Okres jesienno-zimowy to moment, w którym przewoźnicy powinni przyjrzeć się swojej flocie – z jednej strony po to, by zadbać o bezpieczeństwo, a z drugiej strony – żeby uniknąć dużych strat finansowych, spowodowanych unieruchomieniem ciężarówki w firmie.
W jaki sposób tego uniknąć i jak zwiększać bezpieczeństwo w trasie? Jak zadbać o flotę w okresie jesienno-zimowym?
Przestoje w transporcie, czyli cichy zabójca rentowności firmy
Brak regularności w dbaniu o flotę może prowadzić do awarii pojazdów, które wiążą się kosztownymi przestojami. Te z kolei mogą obciążyć budżet firmy i wpłynąć na jej rentowność. Jak zauważa Tomasz Czyż, główny ekspert ds. rozwiązań technologicznych, Inelo z Grupy Eurowag, stracony miesięczny obrót na pojeździe w transporcie międzynarodowym przez nieplanowaną awarię i brak wykonywania zleceń może wynieść średnio około 56.000 zł, a to dopiero początek wydatków.
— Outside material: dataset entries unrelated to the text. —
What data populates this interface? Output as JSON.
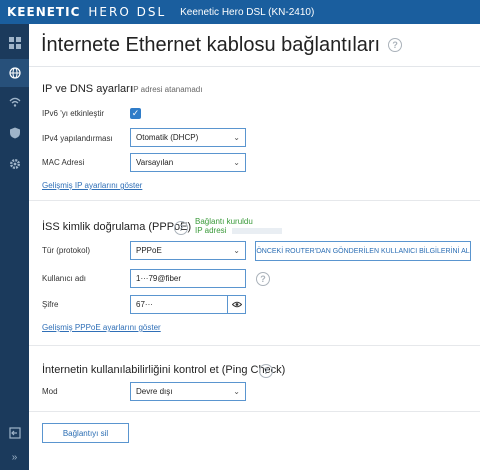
{
  "brand": {
    "name": "KEENETIC",
    "product": "HERO DSL",
    "model": "Keenetic Hero DSL (KN-2410)"
  },
  "page": {
    "title": "İnternete Ethernet kablosu bağlantıları"
  },
  "ip_section": {
    "title": "IP ve DNS ayarları",
    "hint": "IP adresi atanamadı",
    "ipv6_label": "IPv6 'yı etkinleştir",
    "ipv4_label": "IPv4 yapılandırması",
    "ipv4_value": "Otomatik (DHCP)",
    "mac_label": "MAC Adresi",
    "mac_value": "Varsayılan",
    "advanced_link": "Gelişmiş IP ayarlarını göster"
  },
  "pppoe_section": {
    "title": "İSS kimlik doğrulama (PPPoE)",
    "status_line1": "Bağlantı kuruldu",
    "status_line2": "IP adresi",
    "protocol_label": "Tür (protokol)",
    "protocol_value": "PPPoE",
    "send_button": "ÖNCEKİ ROUTER'DAN GÖNDERİLEN KULLANICI BİLGİLERİNİ AL",
    "username_label": "Kullanıcı adı",
    "username_value": "1···79@fiber",
    "password_label": "Şifre",
    "password_value": "67···",
    "advanced_link": "Gelişmiş PPPoE ayarlarını göster"
  },
  "ping_section": {
    "title": "İnternetin kullanılabilirliğini kontrol et (Ping Check)",
    "mode_label": "Mod",
    "mode_value": "Devre dışı"
  },
  "actions": {
    "delete_button": "Bağlantıyı sil"
  }
}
– Należy podkreślić, że kwota ta odnosi się tylko do straconego obrotu na pojeździe – zwraca uwagę Tomasz Czyż. – Dodatkowo trzeba uwzględnić inne wydatki, wynikające z działalności firmy transportowej. W czasie nieoczekiwanych przerw w dostawie przewoźnicy nadal ponoszą koszty leasingu pojazdu – około 2.000 euro (8.600 zł) za ciągnik siodłowy i 500 euro (2.000 zł) za naczepę. Nawet jeśli uda się wykorzystać kierowcę do innych zadań np. w formie zastępstw, całkowite uniknięcie kosztów osobowych jest niemożliwe. Przy przestojach, firmy zobowiązane są również do zapłaty ubezpieczenia pojazdu, podatku od środków transportu oraz pokrycia ewentualnych kosztów naprawy pojazdu, które mogą wynieść nawet kilkadziesiąt tysięcy euro, co jest dużym obciążeniem finansowym dla firmy i może wpłynąć na jej rentowność.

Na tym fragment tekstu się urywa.